La fracture s’élargit ensuite entre les RSF et l’armée, à propos de leur fusion dans une armée unique. L’enjeu devient clair : qui dirigera cette armée unifiée ? Le pouvoir est au cœur du conflit.


La géopolitique s’en mêle : la Russie entre en jeu

Autre dimension cruciale du conflit : l’ingérence internationale. En 2019, un accord est signé (mais révélé seulement en 2021) entre le Soudan et la Russie, pour permettre à cette dernière de construire une base navale sur les côtes soudanaises. En échange, Moscou fournirait des armes et soutien militaire, notamment contre les embargos.

Mais depuis, l’absence de parlement rend l’accord difficile à ratifier, et les coups d’État successifs ont brouillé les cartes.

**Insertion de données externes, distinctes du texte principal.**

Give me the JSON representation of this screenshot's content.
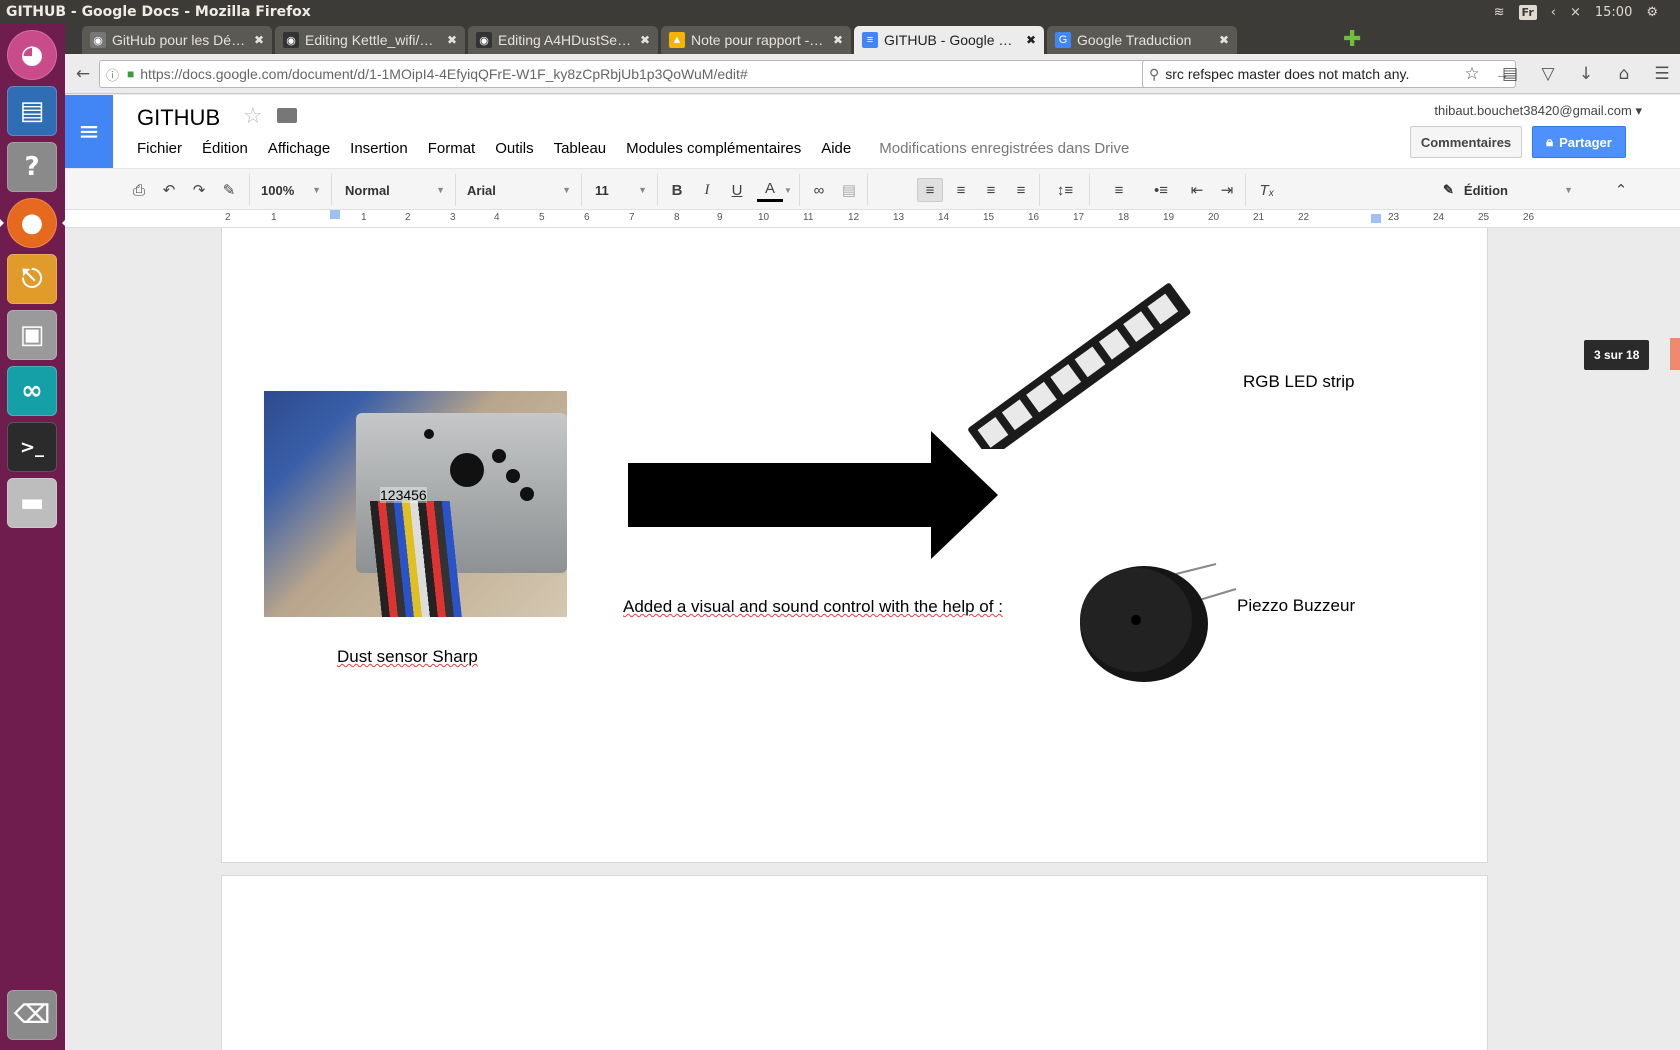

Cet accord avec la Russie a déclenché l’inquiétude de puissances occidentales, car il donnerait à Moscou un accès stratégique à la mer Rouge.


Le vrai visage de la guerre : pouvoir ou liberté ?

Le conflit soudanais met en lumière une réalité douloureuse : le combat n’est pas toujours pour la liberté, mais bien souvent pour le pouvoir et la richesse. Derrière les discours sur la démocratie, ce sont les positions de commandement, les intérêts économiques, et les alliances internationales qui motivent les actions des dirigeants.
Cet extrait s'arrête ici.